The song charted in 1956, and I remember it, and Vince's haunting tenor, from my fifth grade year. It was later covered by, among others, Andy Williams, the Highwaymen (of "Michael, Row the Boat Ashore" fame), and the Beach Boys. (YouTube clip courtesy of lrh1966.)

"Cindy's" tune was based on a Jamaican song. In this respect, it proved a bellwether. The Tarriers' first hit on their own account was "The Banana Boat Song", which Erik created by fusing two Jamaican songs he learned from fellow Washington Square singer Bob Gibson. This song, released in November of 1956, rose to number four on the Billboard pop chart, and was later covered by Harry Belafonte. It was also covered by Shirley Bassey and by the Kinks. There's an interesting account of its history here.

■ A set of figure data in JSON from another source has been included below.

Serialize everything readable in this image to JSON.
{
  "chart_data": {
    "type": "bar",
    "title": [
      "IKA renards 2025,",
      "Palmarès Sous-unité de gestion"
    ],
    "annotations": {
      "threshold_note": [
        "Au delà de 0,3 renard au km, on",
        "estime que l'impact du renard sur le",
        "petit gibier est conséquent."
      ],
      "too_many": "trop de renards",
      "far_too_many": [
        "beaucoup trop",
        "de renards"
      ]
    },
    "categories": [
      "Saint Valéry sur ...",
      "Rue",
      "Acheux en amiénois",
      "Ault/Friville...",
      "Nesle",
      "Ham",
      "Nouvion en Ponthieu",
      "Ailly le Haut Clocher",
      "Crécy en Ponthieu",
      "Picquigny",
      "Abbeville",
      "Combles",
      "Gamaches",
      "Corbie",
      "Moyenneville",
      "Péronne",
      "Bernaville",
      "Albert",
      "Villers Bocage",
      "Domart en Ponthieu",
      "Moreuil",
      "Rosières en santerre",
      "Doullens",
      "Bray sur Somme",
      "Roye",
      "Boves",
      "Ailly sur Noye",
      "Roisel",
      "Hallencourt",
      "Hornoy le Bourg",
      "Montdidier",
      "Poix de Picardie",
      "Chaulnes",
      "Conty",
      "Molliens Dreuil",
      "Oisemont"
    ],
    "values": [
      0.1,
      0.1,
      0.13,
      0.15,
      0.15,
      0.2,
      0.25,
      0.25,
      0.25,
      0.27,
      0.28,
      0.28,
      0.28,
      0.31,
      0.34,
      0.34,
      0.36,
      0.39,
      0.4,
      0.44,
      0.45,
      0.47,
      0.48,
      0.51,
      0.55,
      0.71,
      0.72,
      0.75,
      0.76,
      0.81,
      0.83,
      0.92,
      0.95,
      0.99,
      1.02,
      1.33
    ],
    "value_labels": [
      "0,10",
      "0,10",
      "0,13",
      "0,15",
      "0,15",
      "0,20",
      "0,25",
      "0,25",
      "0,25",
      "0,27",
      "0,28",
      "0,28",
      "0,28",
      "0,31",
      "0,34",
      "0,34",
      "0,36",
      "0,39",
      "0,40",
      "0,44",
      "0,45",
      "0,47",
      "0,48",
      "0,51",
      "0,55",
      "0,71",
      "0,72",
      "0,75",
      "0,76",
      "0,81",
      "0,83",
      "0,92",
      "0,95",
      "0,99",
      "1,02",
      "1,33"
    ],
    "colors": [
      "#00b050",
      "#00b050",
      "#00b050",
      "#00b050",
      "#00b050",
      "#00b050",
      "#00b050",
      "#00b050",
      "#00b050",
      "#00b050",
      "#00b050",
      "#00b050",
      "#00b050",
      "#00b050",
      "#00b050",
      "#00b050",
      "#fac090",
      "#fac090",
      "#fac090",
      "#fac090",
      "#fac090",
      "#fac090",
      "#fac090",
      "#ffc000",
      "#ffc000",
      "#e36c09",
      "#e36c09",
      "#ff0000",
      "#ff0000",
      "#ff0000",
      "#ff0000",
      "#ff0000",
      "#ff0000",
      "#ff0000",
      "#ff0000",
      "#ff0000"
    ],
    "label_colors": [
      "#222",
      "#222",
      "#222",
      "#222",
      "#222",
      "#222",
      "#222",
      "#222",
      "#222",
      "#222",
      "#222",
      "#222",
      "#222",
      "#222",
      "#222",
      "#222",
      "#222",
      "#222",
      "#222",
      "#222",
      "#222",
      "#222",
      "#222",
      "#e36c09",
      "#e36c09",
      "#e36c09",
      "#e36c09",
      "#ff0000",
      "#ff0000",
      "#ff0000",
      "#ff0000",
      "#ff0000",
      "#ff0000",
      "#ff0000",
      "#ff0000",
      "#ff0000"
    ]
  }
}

The Tarriers also did a version of "The Lion Sleeps Tonight", which was taken to number one by the Tokens in 1961. This was an adaptation of a Zulu song which, under the title "Wimoweh", had earlier been a hit for the Weavers. Erik later left the Tarriers to join the Weavers, replacing Pete Seeger.




("Banana Boat Song" thanks to VinylNostalgia; "The Lion Sleeps Tonight" courtesy of FLORENCOM.)

I first became aware of Erik by name in the late 1960s, when I began collecting folk albums and saw him credited as an accompanist, either on guitar or banjo, on many of them. Below is a clip of the Rooftop Singers doing their hit "Walk Right In". Erik is the shorter of the two men. The woman is Lynne Taylor, whose vocal style evinces her background as a jazz singer. The tall man is Bill Svanoe, who remained a close friend until the end of Erik's life, which came last Sunday, at the age of 74.

Wednesday, August 06, 2008

Your correspondent picks blueberries, and has another close encounter with Odocoileus virginianus.

That's me, on Kent Locke's farm in Barnstead, New Hampshire, carefully selecting the plumpest, ripest berries from a burgeoning bush. (What's this thing I have with alliterations involving the letter "B"?) Anyway, my wife, her cousin Lori and I picked like mad for about ten minutes, which was more than enough to bucket enough berries for a bodacious pie (There I go again!) and have plenty left over to supplement morning cereal. The bill? A mere two bucks a pint (normal fare was three, but, being 62, I qualified for Locke's senior discount). Below, behold the bounty borne by a single branch of a bush (Yikes! Am I possessed by some hoary Anglo-Saxon spirit, or perhaps that of Gerard Manley Hopkins?):

The beauty of the berries did not prove deceptive. They were the perfect combination of sweet, tart, and that ineffable musky taste that good blueberries have.

In an earlier post (one to which I've already linked in this one; forgive me if I've taken you there twice), I included a photo of a six-point buck that casually sauntered across my path in the village of Shoreham, on Long Island, a couple of weeks ago, then paused long enough for me to shoot his photo. On the road back from Locke's, this white-tailed doe, by crossing a busy highway, proved that the female of the species can engage in more dangerous escapades than the male:

Sunday, August 03, 2008

Hello, everybody.

I'm in far northern New York State, on a brief vacation. Please bear with me until Thursday, when I get back to dear old Brooklyn and resume posting as usual. Thanks.